Arcatao is a lovely mountain village near the border with Honduras. My old guidebook, published more than 12 years ago, mentions that this village has many mural paintings about the guerilla or quotes from people that have played a major role in the country's history.
Twelve years is a long time! The village seems to have changed with time, but the mural paintings are still present. Nowadays, most of them seems to be a protest against mining projects in the region.
After a quick search on the net, I didn't find which mine it is about. However, El Salvador has banned mining operation for metals in the entire country because of the environmental impact of this industry.

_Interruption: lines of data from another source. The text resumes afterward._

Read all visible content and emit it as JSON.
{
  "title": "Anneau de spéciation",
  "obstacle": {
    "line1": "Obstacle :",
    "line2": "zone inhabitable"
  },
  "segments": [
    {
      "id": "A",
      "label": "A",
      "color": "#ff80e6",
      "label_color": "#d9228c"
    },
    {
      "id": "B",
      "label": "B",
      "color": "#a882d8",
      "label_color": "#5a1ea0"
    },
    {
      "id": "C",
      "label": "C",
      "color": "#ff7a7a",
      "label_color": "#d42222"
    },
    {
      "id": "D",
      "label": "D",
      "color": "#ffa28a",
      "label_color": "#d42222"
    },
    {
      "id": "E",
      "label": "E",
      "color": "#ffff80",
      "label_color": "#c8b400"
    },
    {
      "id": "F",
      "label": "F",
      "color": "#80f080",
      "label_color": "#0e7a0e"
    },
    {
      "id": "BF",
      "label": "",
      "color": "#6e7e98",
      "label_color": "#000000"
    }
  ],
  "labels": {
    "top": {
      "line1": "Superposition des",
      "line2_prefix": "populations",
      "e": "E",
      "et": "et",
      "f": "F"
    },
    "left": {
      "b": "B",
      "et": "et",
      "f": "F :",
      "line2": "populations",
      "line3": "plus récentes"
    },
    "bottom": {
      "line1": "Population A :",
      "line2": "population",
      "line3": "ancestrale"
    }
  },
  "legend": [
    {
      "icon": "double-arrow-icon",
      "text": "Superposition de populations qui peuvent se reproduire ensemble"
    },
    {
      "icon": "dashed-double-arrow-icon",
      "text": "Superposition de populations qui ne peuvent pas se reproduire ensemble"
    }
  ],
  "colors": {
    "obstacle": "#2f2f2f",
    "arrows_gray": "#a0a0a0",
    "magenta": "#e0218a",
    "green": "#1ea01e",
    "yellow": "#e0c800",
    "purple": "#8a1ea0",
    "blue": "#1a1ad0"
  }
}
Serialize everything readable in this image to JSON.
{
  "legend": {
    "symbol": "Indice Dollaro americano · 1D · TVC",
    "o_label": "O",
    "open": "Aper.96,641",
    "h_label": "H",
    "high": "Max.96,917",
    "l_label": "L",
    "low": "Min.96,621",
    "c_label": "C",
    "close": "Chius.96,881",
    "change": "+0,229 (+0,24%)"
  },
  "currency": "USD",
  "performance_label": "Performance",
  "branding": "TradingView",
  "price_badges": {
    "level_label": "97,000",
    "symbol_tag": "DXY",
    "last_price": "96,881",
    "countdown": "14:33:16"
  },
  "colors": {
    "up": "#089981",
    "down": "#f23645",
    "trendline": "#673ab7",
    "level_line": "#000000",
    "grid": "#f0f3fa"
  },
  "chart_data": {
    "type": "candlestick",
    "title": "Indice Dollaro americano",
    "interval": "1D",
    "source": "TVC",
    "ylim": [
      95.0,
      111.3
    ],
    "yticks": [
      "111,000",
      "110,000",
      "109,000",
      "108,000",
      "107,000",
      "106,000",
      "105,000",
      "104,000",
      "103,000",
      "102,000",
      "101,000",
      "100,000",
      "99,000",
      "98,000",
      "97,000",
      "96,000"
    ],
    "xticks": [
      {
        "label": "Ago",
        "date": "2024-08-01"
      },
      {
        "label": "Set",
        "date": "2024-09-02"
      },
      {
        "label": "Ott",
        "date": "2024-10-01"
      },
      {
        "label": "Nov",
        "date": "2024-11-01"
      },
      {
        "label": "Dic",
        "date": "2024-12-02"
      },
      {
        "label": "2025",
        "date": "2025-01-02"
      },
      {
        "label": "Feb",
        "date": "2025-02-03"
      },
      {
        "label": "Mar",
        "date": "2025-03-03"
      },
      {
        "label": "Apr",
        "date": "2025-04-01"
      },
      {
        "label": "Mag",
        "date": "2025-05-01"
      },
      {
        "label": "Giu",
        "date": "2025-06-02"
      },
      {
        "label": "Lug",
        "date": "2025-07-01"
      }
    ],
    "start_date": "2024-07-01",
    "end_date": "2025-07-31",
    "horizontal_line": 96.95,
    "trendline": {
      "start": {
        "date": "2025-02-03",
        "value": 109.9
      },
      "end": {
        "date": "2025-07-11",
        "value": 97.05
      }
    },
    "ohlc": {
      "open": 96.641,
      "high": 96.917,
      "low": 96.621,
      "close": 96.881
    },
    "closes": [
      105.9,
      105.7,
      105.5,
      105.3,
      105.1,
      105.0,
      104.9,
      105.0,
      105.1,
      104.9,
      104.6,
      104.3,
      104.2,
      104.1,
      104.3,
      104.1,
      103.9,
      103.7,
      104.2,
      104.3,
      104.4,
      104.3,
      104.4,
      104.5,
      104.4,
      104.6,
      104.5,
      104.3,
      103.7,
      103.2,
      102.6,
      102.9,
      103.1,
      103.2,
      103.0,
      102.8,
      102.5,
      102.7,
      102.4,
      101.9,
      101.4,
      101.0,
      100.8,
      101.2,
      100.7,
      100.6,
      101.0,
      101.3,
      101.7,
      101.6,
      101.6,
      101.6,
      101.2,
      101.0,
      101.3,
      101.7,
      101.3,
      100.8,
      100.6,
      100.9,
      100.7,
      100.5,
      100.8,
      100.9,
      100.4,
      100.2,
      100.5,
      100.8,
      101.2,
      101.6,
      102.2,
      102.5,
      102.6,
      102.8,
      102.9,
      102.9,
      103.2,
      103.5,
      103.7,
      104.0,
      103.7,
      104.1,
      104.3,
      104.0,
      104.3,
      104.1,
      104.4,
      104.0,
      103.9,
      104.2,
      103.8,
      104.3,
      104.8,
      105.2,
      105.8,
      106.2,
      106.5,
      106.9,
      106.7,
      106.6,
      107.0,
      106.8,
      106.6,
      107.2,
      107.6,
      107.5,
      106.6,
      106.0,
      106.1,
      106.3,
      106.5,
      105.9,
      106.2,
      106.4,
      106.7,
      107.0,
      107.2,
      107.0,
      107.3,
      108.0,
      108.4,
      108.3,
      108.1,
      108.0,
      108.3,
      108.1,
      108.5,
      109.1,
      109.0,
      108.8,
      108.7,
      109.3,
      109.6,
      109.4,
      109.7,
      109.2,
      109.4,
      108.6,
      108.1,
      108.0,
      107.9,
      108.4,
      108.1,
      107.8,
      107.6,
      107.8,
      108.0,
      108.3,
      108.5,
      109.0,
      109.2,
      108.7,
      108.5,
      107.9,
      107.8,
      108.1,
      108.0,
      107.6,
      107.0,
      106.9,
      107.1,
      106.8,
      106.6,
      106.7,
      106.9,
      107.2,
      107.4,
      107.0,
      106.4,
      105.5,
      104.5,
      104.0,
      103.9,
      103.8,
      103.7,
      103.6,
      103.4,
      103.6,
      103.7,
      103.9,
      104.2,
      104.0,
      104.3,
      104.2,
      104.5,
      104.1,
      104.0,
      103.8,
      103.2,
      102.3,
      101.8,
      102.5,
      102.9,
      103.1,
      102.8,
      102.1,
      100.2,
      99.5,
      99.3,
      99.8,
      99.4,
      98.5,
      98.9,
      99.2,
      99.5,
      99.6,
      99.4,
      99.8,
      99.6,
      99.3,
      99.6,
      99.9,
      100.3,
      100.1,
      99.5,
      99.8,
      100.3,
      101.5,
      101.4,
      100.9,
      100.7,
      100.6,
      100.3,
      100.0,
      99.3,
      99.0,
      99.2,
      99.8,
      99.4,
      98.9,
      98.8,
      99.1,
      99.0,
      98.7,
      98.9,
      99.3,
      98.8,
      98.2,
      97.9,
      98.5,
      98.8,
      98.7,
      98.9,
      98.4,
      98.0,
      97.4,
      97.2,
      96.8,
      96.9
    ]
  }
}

The magnificent Lake Suchitlán has a length of 45 km and a width of 10 km. It's an artificial reservoir due to a hydroelectric dam where the major part of the country's electric energy is produced.
After visiting Arcatao, my next destination was the town of Suchitoto. The most direct road involved a crossing of Lake Suchitlán using this small ferry.
The crossing lasted only about 20 minutes, but it was enough to chat with some friendly Salvadorans. People are always impressed when I tell them I drove all the way from Canada to their country. When I tell them I want to go as far as Patagonia in the far south of the continent, they simply can't believe it.
Suchitoto is a pleasant colonial town near Lake Suchitlán. This small and quiet town, like many other in the north of the country, greatly suffered during the civil war of 1980-1992. Many times, the army bombed the town with the goal to destroy everything.
Another highlight of Suchitoto is the Art Centre for Peace. At that place, sister Peggy manages a centre that helps children of the area by teaching them music, dancing, plastic arts, English, and even some basic notions about computers. Sister Peggy, a nun originally from the United States, dedicated more than 35 years of her life to improve the life of the children around town. It's possible to camp on the premises and the money spent helps finance the various projects of the centre.
The Cinquera Forest, 20 km from Suchitoto, offers various trails to nice waterfalls and a nice viewpoint.
Yes, a cascade without water! It was completely dry when I visited. The cliff where the fall tumbles is a geological oddity with its hexagonal stone spires.
When I saw this site, I immediately thought about the Giant's Causeway on the northern coast of Northern Ireland.